Why level decides everything
Worlds divisions exist only at the sport’s two highest levels, where the hardest skills are legal. Everyone else — the vast majority of all-star teams — competes in Levels 1–5, and The Summit is their championship. Calling The Summit “the Worlds of Levels 1–5” is imprecise but captures the idea: each is the terminal event for its slice of the sport.
The postseason also branches further: The D2 Summit serves small-program (Division II) gyms and The Youth Summit serves younger divisions, while the independent Open Championship Series runs its own flagship, the Allstar World Championship.
More questions, answered
Is The Summit or Worlds more prestigious?
The Cheerleading Worlds is the sport’s top title — but they aren’t competing honors.
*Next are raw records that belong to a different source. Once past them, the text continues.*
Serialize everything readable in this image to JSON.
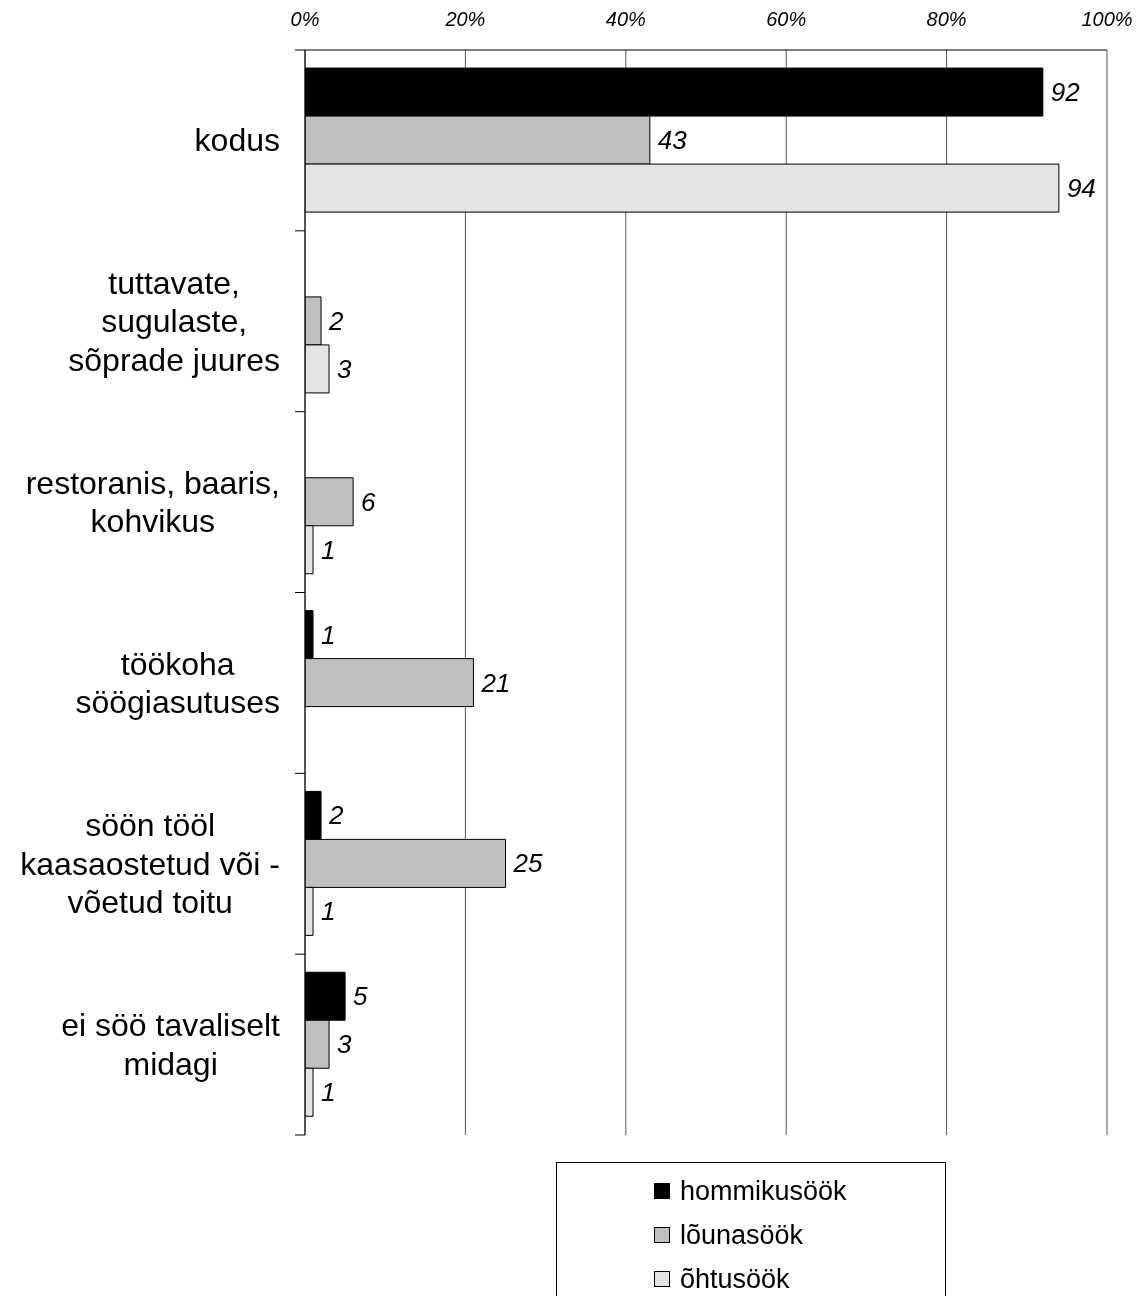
{
  "chart_data": {
    "type": "bar",
    "orientation": "horizontal",
    "categories": [
      "kodus",
      "tuttavate, sugulaste, sõprade juures",
      "restoranis, baaris, kohvikus",
      "töökoha söögiasutuses",
      "söön tööl kaasaostetud või -võetud toitu",
      "ei söö tavaliselt midagi"
    ],
    "series": [
      {
        "name": "hommikusöök",
        "color": "#000000",
        "values": [
          92,
          null,
          null,
          1,
          2,
          5
        ]
      },
      {
        "name": "lõunasöök",
        "color": "#c0c0c0",
        "values": [
          43,
          2,
          6,
          21,
          25,
          3
        ]
      },
      {
        "name": "õhtusöök",
        "color": "#e4e4e4",
        "values": [
          94,
          3,
          1,
          null,
          1,
          1
        ]
      }
    ],
    "xlim": [
      0,
      100
    ],
    "xticks": [
      {
        "value": 0,
        "label": "0%"
      },
      {
        "value": 20,
        "label": "20%"
      },
      {
        "value": 40,
        "label": "40%"
      },
      {
        "value": 60,
        "label": "60%"
      },
      {
        "value": 80,
        "label": "80%"
      },
      {
        "value": 100,
        "label": "100%"
      }
    ],
    "grid": "x",
    "legend": "bottom",
    "data_labels": true
  }
}
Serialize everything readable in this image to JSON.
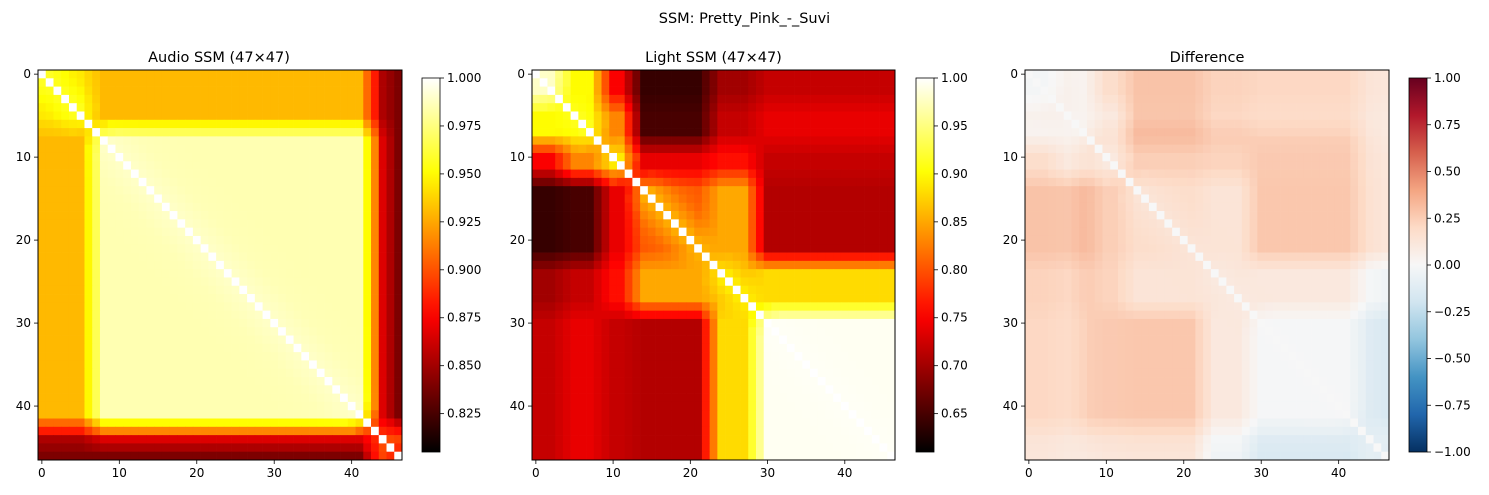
{
  "figure": {
    "suptitle": "SSM: Pretty_Pink_-_Suvi"
  },
  "chart_data": [
    {
      "type": "heatmap",
      "title": "Audio SSM (47×47)",
      "size": 47,
      "colormap": "hot",
      "xticks": [
        0,
        10,
        20,
        30,
        40
      ],
      "yticks": [
        0,
        10,
        20,
        30,
        40
      ],
      "colorbar": {
        "range": [
          0.805,
          1.0
        ],
        "ticks": [
          0.825,
          0.85,
          0.875,
          0.9,
          0.925,
          0.95,
          0.975,
          1.0
        ],
        "tick_labels": [
          "0.825",
          "0.850",
          "0.875",
          "0.900",
          "0.925",
          "0.950",
          "0.975",
          "1.000"
        ]
      },
      "segments": [
        [
          0,
          6,
          0.94
        ],
        [
          7,
          42,
          0.985
        ],
        [
          43,
          44,
          0.86
        ],
        [
          45,
          46,
          0.82
        ]
      ],
      "cross_similarity": [
        [
          1.0,
          0.93,
          0.86,
          0.84
        ],
        [
          0.93,
          0.985,
          0.88,
          0.84
        ],
        [
          0.86,
          0.88,
          1.0,
          0.9
        ],
        [
          0.84,
          0.84,
          0.9,
          1.0
        ]
      ],
      "diagonal": 1.0
    },
    {
      "type": "heatmap",
      "title": "Light SSM (47×47)",
      "size": 47,
      "colormap": "hot",
      "xticks": [
        0,
        10,
        20,
        30,
        40
      ],
      "yticks": [
        0,
        10,
        20,
        30,
        40
      ],
      "colorbar": {
        "range": [
          0.61,
          1.0
        ],
        "ticks": [
          0.65,
          0.7,
          0.75,
          0.8,
          0.85,
          0.9,
          0.95,
          1.0
        ],
        "tick_labels": [
          "0.65",
          "0.70",
          "0.75",
          "0.80",
          "0.85",
          "0.90",
          "0.95",
          "1.00"
        ]
      },
      "segments": [
        [
          0,
          3,
          0.97
        ],
        [
          4,
          8,
          0.88
        ],
        [
          9,
          12,
          0.85
        ],
        [
          13,
          22,
          0.8
        ],
        [
          23,
          28,
          0.85
        ],
        [
          29,
          46,
          0.995
        ]
      ],
      "cross_similarity": [
        [
          1.0,
          0.9,
          0.75,
          0.64,
          0.7,
          0.72
        ],
        [
          0.9,
          1.0,
          0.83,
          0.65,
          0.72,
          0.74
        ],
        [
          0.75,
          0.83,
          1.0,
          0.74,
          0.76,
          0.72
        ],
        [
          0.64,
          0.65,
          0.74,
          1.0,
          0.85,
          0.71
        ],
        [
          0.7,
          0.72,
          0.76,
          0.85,
          1.0,
          0.88
        ],
        [
          0.72,
          0.74,
          0.72,
          0.71,
          0.88,
          1.0
        ]
      ],
      "diagonal": 1.0
    },
    {
      "type": "heatmap",
      "title": "Difference",
      "size": 47,
      "colormap": "RdBu_r",
      "xticks": [
        0,
        10,
        20,
        30,
        40
      ],
      "yticks": [
        0,
        10,
        20,
        30,
        40
      ],
      "colorbar": {
        "range": [
          -1.0,
          1.0
        ],
        "ticks": [
          -1.0,
          -0.75,
          -0.5,
          -0.25,
          0.0,
          0.25,
          0.5,
          0.75,
          1.0
        ],
        "tick_labels": [
          "−1.00",
          "−0.75",
          "−0.50",
          "−0.25",
          "0.00",
          "0.25",
          "0.50",
          "0.75",
          "1.00"
        ]
      },
      "definition": "audio minus light"
    }
  ]
}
Worlds is only open to Levels 6–7, so for a Level 1–5 team, The Summit is the highest championship available.
Can the same team go to both Worlds and The Summit?
No — a single team competes at one level, and that level maps to exactly one of the two championships. A gym, however, can send different teams to each.
Do both events require bids?
Yes. Both are bid-only championships — teams earn invitations at sanctioned bid events during the season (The Summit also awards at-large bids via a season leaderboard).
When are Worlds and The Summit held?
Back-to-back at the end of the season: The Cheerleading Worlds in late April, The Summit in early May, both at ESPN Wide World of Sports near Orlando.